是了,摘星楼。
她所有的注意力,都放在阿棠的莽撞、沈渡川当街闹事的反常上,竟从未认真琢磨过,这栋在短短十年间就成了京城顶流的花楼,本身就处处透着不对劲。
十五岁的小姑娘对风月场好奇,阿棠之前就多次同南时说过摘星楼。
更是碎碎念过不少摘星楼的传闻,那时她只当是小姑娘家的闲话,左耳进右耳出,此刻一桩桩一件件翻出来,竟处处都是破绽。
阿棠说过,摘星楼和别的秦楼楚馆都不一样。
别家青楼,要么是卖笑卖身的销金窟,要么是只接待文人雅士的清茶馆,泾渭分明。
可摘星楼却把客人分得清清楚楚。
——一楼大堂只做散客生意,一碗茶钱就能听一下午的曲,寻常百姓、落第举子都能进;
二楼是雅间,专供世家公子、富商大贾宴客,规矩森严,绝不允许闲杂人等打扰;
三楼更是神秘,据说非身价巨万、权柄在握者不得入内。
南时的眉尖轻轻蹙了起来。
大周开国百年,青楼酒肆的营生从没人这么做过。
就像市井里的杂货铺和世家专属的绸缎庄,从来都是各做各的生意,哪有把下里巴人和阳春白雪拢在同一栋楼里的道理?不怕得罪了贵客,也不怕坏了自己的名声?

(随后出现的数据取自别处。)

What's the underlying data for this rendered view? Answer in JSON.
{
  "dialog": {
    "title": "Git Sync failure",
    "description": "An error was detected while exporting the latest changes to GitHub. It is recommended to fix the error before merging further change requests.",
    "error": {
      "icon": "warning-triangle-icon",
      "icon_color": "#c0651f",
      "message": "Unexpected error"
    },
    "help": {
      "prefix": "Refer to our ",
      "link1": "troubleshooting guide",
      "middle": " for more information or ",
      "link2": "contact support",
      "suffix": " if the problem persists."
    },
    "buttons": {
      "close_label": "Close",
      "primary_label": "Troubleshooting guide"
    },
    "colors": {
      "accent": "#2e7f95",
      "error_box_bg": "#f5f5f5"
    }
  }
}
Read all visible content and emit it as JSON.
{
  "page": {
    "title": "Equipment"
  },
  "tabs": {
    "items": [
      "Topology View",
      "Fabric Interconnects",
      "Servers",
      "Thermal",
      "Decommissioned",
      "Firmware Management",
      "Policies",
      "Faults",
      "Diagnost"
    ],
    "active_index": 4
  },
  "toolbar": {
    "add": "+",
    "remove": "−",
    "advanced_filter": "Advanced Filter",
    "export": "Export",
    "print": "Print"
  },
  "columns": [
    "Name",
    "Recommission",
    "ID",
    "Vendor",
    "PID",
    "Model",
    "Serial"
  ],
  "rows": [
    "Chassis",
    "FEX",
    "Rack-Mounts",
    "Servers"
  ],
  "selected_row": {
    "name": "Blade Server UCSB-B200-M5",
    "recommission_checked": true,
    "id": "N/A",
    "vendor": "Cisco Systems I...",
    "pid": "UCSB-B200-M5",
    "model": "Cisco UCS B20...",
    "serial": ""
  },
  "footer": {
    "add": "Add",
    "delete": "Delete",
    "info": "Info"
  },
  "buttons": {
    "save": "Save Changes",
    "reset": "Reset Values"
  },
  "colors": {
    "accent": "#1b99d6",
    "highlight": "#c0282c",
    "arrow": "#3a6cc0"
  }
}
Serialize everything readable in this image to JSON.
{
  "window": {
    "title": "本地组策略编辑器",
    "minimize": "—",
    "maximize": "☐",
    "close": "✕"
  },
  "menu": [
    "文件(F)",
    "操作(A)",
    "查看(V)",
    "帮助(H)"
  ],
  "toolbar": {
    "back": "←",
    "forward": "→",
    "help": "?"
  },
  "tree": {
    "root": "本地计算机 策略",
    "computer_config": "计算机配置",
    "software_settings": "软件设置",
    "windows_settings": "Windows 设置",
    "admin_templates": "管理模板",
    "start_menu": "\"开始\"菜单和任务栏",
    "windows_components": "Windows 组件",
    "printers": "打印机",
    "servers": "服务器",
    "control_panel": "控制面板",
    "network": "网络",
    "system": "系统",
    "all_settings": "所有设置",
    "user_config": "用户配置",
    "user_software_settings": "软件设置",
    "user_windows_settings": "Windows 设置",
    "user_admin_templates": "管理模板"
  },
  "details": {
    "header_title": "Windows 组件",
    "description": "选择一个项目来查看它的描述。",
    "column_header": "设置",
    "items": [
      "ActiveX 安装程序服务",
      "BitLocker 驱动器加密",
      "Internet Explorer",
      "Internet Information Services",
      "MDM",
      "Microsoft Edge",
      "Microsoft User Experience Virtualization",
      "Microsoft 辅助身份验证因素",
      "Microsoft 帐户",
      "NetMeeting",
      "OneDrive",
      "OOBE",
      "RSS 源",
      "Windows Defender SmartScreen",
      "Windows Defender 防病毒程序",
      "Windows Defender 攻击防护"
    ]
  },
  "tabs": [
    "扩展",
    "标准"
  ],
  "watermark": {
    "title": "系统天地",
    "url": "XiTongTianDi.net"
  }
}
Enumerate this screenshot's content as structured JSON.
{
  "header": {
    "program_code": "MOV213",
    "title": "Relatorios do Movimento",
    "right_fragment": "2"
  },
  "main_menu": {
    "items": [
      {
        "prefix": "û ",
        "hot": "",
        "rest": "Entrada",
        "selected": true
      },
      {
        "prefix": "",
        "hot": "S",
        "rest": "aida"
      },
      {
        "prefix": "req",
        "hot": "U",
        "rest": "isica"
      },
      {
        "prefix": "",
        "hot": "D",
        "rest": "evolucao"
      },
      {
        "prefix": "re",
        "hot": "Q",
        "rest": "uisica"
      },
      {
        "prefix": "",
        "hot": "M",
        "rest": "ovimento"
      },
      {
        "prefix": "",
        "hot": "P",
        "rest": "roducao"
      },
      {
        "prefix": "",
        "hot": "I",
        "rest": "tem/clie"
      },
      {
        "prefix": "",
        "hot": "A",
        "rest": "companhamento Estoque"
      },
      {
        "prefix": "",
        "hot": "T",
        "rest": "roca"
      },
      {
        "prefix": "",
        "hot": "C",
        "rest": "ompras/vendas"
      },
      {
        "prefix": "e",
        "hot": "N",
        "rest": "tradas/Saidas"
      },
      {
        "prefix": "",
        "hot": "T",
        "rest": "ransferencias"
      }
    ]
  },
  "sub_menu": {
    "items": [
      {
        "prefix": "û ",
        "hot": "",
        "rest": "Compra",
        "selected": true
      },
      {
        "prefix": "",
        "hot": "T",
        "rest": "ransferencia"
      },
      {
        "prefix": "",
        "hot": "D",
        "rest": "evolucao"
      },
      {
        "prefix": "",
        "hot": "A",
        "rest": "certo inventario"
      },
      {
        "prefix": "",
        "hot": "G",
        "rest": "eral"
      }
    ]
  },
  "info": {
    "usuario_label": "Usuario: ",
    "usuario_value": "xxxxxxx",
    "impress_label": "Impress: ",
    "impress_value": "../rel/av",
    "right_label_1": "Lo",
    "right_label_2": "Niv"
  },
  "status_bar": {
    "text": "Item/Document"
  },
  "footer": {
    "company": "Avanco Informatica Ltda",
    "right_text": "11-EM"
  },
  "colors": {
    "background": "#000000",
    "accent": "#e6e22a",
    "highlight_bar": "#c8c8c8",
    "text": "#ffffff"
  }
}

可摘星楼就这么做了,还做得极好。一楼的散客给它攒足了市井人气,二楼的雅间给它赚足了真金白银,三楼的私院更是给它垒起了旁人碰不得的人脉壁垒。
这哪里是青楼的经营法子?这分明是……
南时的呼吸微微一顿。
这是用户分层。
是现代最常见的商业逻辑。
把不同消费能力、不同需求的客户分开,用最低的成本覆盖最广的人群,赚最多的钱,还能攒下最稳的名声。
一个土生土长的古代人,哪怕是天纵奇才,也绝不可能凭空想出这样的法子。更何况,摘星楼是十年前开起来的,十年前,沈渡川才八岁。
八岁的孩子,就算是重生的,带着上辈子古代人的记忆,也想不出这样的营生模式。
除非……他的上辈子,根本就不是这个世界的人。
——沈渡川真是穿越的。
南时的指尖微微收紧,蔷薇花瓣上的尖刺轻轻扎了她一下,细微的痛感让她瞬间清醒了几分。